The Superior Civilian Service Award is the second highest award of the Department of the Army Honorary Awards for Department of the Army Employees. It consists of a medal, lapel pin and certificate. It is granted by Commanders of ACOMs, ASCCs, and DRUs; members of the SES serving as the director of a DRU; and the AASA for HQDA. May be further delegated to commanders MG and above or civilian equivalent and to Principal Officials of HQDA. The medal is the civil service equivalent of the military Legion of Merit. Originally established on 26 January 1959 as the Meritorious Civilian Service Award, the name of the award was changed to its current name in November 2014.

== Criteria ==
Nominations for this award reflect superior service, achievement or heroism of a higher degree than that recognized by the Meritorious Civilian Service Award. Employees who have shown excellent performance through the previous receipt of honorary or monetary performance awards, can be considered for this award. Eligibility is determined by measuring contributions against the following example levels of achievement:
- Accomplished assigned duties in a superior manner, leading team members to higher productivity, or completing a complex project more effectively and efficiently than required.
- Demonstrated a high level of initiative and skill in devising new and improved equipment, work methods, and procedures; inventions resulting in substantial savings in expenses such as manpower, time, space, and materials, or improved safety or health of the workforce.
- Exhibited courage or competence in an emergency, while performing assigned duties, resulting in direct benefit to the Government or its personnel. This award is comparable to the military Legion of Merit.

==Description==
The medal of the award is a silver disc 1.5 in diameter with a laurel wreath around the circumference surrounding the Great Seal of the United States on the obverse. The reverse contains the inscription FOR DEPARTMENT OF THE ARMY SUPERIOR CIVILIAN SERVICE--TO. The medal is suspended from a crimson ribbon 35 mm in width with two thin white stripes near the edge and a central stripe of white bisected by a stripe of ultramarine blue in the center.

== Background ==

The medal was established as the Meritorious Civilian Service Award by directive of the Secretary of the Army on 26 January 1959.
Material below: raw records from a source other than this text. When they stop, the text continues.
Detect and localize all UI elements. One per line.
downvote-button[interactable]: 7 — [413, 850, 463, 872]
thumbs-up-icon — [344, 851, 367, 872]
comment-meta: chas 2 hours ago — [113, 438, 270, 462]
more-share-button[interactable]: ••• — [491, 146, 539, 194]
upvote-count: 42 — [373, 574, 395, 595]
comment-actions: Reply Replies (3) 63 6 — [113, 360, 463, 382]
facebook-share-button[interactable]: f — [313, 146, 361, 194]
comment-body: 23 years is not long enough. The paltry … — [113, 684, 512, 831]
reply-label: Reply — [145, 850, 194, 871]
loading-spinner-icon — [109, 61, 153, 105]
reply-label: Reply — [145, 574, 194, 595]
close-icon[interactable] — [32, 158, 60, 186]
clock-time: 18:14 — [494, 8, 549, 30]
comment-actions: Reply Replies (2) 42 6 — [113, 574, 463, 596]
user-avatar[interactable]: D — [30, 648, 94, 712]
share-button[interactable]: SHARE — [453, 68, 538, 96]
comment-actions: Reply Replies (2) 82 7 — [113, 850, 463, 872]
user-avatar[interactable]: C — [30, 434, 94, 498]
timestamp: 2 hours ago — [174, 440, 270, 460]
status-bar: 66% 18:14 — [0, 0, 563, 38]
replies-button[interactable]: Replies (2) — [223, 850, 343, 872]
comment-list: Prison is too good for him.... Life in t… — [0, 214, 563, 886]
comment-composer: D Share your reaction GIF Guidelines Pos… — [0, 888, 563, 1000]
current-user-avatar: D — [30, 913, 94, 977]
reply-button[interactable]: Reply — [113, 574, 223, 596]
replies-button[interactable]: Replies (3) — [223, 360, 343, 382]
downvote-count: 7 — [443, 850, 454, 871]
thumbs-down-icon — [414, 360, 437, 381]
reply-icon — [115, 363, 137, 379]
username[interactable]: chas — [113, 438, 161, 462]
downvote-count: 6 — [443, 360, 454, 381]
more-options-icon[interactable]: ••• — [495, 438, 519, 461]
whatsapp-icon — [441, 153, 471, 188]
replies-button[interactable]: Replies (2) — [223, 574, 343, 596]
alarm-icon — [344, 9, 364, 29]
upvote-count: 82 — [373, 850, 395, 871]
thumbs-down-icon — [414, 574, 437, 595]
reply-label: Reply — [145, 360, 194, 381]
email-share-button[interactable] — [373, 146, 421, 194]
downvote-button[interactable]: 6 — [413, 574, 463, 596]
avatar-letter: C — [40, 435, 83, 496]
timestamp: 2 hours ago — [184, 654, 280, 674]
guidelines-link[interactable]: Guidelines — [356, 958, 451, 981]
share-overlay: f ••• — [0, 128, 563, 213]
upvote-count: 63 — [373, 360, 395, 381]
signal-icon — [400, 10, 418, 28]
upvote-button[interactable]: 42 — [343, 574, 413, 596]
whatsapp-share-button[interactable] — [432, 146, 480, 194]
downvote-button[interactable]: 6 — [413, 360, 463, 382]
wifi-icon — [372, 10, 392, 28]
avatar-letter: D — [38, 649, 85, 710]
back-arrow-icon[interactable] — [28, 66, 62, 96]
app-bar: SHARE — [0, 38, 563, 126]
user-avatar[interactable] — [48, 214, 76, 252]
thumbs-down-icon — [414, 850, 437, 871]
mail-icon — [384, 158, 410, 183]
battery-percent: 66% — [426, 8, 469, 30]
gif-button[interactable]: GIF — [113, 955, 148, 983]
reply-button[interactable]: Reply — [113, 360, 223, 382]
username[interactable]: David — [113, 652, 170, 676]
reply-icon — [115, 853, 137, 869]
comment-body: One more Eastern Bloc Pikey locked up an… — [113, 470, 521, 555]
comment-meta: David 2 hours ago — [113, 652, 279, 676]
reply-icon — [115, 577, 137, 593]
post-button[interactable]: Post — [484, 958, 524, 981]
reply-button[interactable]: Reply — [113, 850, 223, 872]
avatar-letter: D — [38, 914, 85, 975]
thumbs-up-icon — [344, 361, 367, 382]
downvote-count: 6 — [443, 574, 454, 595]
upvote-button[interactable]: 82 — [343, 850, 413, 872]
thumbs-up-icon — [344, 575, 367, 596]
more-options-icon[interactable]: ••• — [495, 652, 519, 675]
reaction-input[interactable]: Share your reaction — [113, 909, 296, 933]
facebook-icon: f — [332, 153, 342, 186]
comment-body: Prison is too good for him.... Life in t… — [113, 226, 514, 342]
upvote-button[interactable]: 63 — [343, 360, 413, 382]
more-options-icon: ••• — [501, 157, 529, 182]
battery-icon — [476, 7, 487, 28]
In November 2014, the Secretary of the Army approved a modification to the Department of the Army Civilian Service Medals in order to make their nomenclature more consistent with their military equivalents. At that time the award was renamed the Superior Civilian Service Medal and the ribbon and design were changed. This award consists of a regular sized medal, miniature size medal, service ribbon, lapel button and certificate.